In December 2021, Rumble announced a definitive business combination agreement with CF Acquisition Corp. VI. Shareholders must approve the deal on a vote scheduled to close on September 15.

SPACs have recently faced a difficult period of getting retail shareholders to vote. Digital World (DWAC) has failed to obtain the necessary shareholder approval to extend the deal to acquire Trump Media & Technology Group. The retail investors are effectively cutting the share price in half with shareholders set for the $10 payout on the $20 stock.

With CF Acquisition trading at $12, investors shouldn’t vote to redeem shares considering the redemption only offers a $10 cash return. The closing of the SPAC deal offers Rumble ~$400 million in net cash to invest in the future via $300 million held in the Trust Account and $100 million via the Pipe. As with most SPACs, a big key is raising funds at the $10 level from the SPAC and the PIPE deal versus ones with high redemption levels ending up have to raise funds at lower stock prices.
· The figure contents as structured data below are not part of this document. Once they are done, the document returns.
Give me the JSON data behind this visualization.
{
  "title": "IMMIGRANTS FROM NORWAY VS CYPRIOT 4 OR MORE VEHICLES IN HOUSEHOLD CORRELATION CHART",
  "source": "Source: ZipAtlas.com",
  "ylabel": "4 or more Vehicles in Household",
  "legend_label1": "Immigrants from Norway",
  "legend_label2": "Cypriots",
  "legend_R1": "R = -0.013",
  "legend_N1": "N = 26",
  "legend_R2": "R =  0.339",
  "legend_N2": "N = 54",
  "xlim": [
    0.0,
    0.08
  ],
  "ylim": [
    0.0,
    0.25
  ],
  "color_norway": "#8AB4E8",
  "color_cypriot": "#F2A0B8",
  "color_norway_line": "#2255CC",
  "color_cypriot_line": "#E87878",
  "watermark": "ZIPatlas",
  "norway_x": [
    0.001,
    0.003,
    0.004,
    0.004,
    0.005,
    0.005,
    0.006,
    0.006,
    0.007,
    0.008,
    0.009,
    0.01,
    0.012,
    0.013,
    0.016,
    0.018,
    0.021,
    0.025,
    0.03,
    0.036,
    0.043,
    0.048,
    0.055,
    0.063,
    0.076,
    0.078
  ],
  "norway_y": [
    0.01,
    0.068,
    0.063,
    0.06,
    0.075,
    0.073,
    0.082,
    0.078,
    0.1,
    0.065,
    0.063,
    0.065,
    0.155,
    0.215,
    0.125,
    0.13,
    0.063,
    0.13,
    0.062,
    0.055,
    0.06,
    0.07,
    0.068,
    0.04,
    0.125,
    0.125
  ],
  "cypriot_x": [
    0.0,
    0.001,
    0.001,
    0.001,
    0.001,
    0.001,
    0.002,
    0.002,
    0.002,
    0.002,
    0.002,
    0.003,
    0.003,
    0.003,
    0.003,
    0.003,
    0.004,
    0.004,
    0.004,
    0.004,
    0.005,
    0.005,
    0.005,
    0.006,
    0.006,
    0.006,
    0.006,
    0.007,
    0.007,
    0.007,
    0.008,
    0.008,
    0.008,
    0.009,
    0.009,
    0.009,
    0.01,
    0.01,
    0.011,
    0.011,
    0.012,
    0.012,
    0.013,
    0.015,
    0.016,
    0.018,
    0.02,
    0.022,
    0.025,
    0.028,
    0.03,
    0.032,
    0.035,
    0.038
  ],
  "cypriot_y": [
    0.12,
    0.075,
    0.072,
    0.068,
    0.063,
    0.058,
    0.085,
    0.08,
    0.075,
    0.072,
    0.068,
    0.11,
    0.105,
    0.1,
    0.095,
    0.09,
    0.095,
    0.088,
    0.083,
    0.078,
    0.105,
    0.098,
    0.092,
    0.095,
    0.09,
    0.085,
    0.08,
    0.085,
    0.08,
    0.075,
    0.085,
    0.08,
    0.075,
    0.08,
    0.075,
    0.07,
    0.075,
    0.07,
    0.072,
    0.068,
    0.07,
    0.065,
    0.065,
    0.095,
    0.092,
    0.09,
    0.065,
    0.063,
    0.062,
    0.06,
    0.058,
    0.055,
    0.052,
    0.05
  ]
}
The stock will have 261 million diluted shares plus the warrants, and earn-out shares. The fully diluted share count could end up higher based on warrants exercisable at $11.50 per share and earn-out shares not redeemable until at least $15.00.

Missing Financials

A big key to where the stock trades following the approval of the SPAC deal are the actual financials. Rumble is still in the startup phase and the public market isn’t very forgiving of money losing stocks right now.

The online video service reported August monthly active users (MAUs) jumped to 78 million in August. The key US & Canada number was 63 million for 103% YoY growth with huge growth from the younger Gen Z age group.

The Q2’22 MAUs were only 44 million. Users uploaded 8,948 video hours per day, representing 283% growth and Rumble only reported 36 million MAUs for Q3’21 when the SPAC was announced. The online video platform clearly doesn’t have any issues with growing the base of content creators and users.

Rumble continues growth mode, but the stock market has to understand that only a couple of weeks ago the company launched their Rumble Ads platform. The platform will take years to fully monetize users similar to other social media platforms where ARPUs in the $1 range are still common.

The new subscription platform business is promising, but Locals only created $7.5 million in transactions during Q2’22. Locals provides a unique platform allowing creators to sell access to movies and other content on an individual basis.

Rumble hasn’t reported Q2’22 financials. The company reported Q1 revenues of only $4.0 million with a minimal gross profit of $0.5 million.

Income statement

Source: Rumble S-4 filing

Building out these platforms come at high costs and investors are likely to have sticker shock when seeing the limited revenue growth in relation to users and expenses. If anything, the higher MAUs boost costs and the company isn’t fully monetizing these users.

In the private market, VC investors would fully fund these losses realizing the surging user base could turn into a very profitable business in a few years. In the public market, investors aren’t so long term thinking without direct access to the management team and more updated financials.

The stock is likely to struggle with revenues sitting far below $50 million and the stock market cap at $3.1 billion. The valuation just won’t attract investors with the additional risk of whether Rumble will raise enough cash, as $400 million is pocket change in the social media and online video sector.

Takeaway

The key investor takeaway is that once the dust settles, the stock could become very appealing at lower prices with what could turn into a very valuable user base. Rumble just isn’t ready for prime time yet and updated financials could shock public investors with the meager numbers and likely mounting losses.